Taliban

IssueMay 2008
News by Andrea D'Cruz

Defence Secretary Des Browne announced on 29 March that Britain should be willing to talk to the Taliban and consider negotiating with elements of the organisation.

However, as reported in the Telegraph, the US-UK strategy of relentlessly targeting experienced Taliban commanders – 200 were killed last year and 100 captured – has resulted in the disintegration of the Taliban old guard, leaving a political vacuum filled by young radicals.

This strategy has created a more radical and extreme organisation and an increasingly splintered organisation that is less capable of asserting its authority.
The military strategy that the UK is pursuing is steadily reducing the possibility of negotiations being successful, if they are ever attempted.

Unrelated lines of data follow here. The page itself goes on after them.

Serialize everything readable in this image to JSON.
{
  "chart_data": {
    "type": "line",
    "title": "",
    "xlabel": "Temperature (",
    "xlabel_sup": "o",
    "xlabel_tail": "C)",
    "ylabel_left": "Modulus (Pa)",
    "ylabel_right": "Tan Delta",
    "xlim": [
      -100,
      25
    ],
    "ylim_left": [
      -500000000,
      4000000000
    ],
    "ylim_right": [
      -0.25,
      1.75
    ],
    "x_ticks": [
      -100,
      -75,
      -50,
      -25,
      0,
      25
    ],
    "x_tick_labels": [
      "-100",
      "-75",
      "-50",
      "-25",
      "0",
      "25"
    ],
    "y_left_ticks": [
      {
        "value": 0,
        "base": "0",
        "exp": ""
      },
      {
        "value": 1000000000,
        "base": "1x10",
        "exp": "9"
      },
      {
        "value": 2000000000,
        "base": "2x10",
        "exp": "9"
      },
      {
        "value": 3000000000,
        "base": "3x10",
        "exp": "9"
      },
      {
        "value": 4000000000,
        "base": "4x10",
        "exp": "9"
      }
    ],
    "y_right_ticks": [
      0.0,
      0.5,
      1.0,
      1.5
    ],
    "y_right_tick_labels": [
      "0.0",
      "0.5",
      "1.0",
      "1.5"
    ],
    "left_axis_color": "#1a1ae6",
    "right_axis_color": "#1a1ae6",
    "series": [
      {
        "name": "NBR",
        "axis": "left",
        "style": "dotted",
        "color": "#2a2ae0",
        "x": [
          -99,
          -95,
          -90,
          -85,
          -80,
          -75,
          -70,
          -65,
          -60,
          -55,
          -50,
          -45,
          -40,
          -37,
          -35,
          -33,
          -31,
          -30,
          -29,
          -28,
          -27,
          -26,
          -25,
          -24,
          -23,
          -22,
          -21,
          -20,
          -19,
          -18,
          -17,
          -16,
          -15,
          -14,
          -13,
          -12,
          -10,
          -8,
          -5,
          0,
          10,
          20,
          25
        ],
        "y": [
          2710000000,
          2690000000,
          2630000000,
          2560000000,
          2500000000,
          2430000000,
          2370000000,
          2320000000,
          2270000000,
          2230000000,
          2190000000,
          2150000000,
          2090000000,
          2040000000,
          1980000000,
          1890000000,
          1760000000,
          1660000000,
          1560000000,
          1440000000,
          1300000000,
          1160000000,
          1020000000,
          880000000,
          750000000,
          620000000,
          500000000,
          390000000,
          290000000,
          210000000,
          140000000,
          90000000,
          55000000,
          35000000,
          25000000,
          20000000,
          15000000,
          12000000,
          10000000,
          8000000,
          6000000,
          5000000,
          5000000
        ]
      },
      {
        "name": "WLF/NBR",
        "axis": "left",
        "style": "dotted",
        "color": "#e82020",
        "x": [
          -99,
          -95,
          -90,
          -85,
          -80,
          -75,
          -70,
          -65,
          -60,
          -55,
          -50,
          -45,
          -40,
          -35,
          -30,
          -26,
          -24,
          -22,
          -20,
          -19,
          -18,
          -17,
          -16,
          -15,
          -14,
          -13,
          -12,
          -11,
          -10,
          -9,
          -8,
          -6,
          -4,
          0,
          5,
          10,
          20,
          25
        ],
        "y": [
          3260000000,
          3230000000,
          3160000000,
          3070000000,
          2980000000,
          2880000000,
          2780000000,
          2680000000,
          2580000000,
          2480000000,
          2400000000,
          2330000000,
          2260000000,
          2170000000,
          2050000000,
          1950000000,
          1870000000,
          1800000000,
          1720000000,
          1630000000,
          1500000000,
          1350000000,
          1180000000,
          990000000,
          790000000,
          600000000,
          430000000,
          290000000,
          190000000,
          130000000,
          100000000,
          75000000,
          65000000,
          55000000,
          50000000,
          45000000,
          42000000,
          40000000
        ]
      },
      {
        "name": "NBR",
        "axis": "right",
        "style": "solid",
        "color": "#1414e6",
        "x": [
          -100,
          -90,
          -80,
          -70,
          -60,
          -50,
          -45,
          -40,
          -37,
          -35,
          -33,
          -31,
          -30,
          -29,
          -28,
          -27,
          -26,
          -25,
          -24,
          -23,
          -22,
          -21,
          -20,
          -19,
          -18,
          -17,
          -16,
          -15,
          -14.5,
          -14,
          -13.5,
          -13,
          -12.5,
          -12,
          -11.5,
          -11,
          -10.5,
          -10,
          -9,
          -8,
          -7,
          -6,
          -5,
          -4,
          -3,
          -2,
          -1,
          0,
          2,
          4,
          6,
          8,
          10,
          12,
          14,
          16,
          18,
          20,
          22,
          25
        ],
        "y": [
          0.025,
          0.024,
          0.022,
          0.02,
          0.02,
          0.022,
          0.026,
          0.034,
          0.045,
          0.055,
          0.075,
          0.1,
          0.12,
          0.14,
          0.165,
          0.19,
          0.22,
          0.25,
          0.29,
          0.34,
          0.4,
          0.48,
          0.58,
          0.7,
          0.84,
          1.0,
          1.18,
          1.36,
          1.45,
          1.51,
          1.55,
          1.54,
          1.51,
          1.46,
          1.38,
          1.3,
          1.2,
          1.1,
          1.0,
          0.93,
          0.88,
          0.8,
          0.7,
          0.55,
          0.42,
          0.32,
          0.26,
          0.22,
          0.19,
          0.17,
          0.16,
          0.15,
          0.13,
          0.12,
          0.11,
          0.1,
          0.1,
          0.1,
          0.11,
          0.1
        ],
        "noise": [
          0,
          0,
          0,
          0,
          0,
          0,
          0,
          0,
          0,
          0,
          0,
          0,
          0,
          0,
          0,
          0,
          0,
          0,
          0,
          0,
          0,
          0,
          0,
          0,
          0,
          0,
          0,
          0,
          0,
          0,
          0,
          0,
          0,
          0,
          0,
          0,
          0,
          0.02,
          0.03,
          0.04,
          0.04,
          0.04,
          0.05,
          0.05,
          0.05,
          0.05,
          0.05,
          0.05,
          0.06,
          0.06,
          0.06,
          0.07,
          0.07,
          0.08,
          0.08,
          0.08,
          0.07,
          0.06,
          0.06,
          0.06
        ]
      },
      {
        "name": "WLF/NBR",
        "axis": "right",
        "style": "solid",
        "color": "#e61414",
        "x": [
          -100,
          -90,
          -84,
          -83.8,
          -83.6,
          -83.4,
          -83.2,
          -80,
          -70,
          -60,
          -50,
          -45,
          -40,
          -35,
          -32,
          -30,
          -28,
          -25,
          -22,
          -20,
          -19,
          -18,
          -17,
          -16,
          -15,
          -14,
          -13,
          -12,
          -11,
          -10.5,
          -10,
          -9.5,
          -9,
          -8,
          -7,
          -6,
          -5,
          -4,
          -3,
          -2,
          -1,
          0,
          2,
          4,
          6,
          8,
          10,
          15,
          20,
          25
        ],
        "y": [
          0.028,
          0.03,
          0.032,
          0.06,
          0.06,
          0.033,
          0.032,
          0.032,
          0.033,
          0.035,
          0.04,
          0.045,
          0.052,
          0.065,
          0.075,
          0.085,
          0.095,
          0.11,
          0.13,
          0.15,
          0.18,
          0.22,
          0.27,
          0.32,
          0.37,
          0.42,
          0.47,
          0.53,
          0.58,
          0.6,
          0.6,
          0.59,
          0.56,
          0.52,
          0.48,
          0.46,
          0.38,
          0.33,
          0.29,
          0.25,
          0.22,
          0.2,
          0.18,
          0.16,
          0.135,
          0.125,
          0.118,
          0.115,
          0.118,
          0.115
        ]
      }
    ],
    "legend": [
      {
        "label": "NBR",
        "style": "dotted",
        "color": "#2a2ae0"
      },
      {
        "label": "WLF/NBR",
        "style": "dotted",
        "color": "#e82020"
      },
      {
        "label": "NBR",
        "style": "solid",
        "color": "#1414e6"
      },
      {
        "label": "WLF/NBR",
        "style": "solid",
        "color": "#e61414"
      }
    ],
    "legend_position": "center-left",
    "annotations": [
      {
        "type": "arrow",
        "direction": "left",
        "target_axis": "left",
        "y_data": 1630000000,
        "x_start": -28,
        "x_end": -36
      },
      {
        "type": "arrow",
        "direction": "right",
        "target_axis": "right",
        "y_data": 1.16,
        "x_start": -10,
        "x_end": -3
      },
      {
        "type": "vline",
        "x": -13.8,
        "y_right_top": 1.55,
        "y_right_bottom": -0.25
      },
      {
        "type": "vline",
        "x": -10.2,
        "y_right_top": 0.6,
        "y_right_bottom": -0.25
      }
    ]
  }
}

At the beginning of April, plans emerged to send 450 additional troops to the country in order to meet the US request that Britain take command of all NATO troops in southern Afghanistan for another two years.

However, paratroop commanders say they want to cut back on Taliban deaths.

Over the past two years British troops have officially killed 7,000 “Taliban insurgents”.

The paratroopers have belatedly realised that this high death toll has boosted the Taliban, with the families of the dead taking up arms against British soldiers, and raised the Taliban’s profile and reputation in the local community.

“We aim to scale back our response to incidents to avoid getting sucked into a cycle of violence among local tribesmen,” said one officer. “This way we aim to continue the process of reducing the Taliban’s influence in Helmand.”

Meanwhile, on 12 March airstrikes ordered by British troops killed four Afghan civilians according to the MoD.

The following week another air raid killed 30 civilians in southern Afghanistan.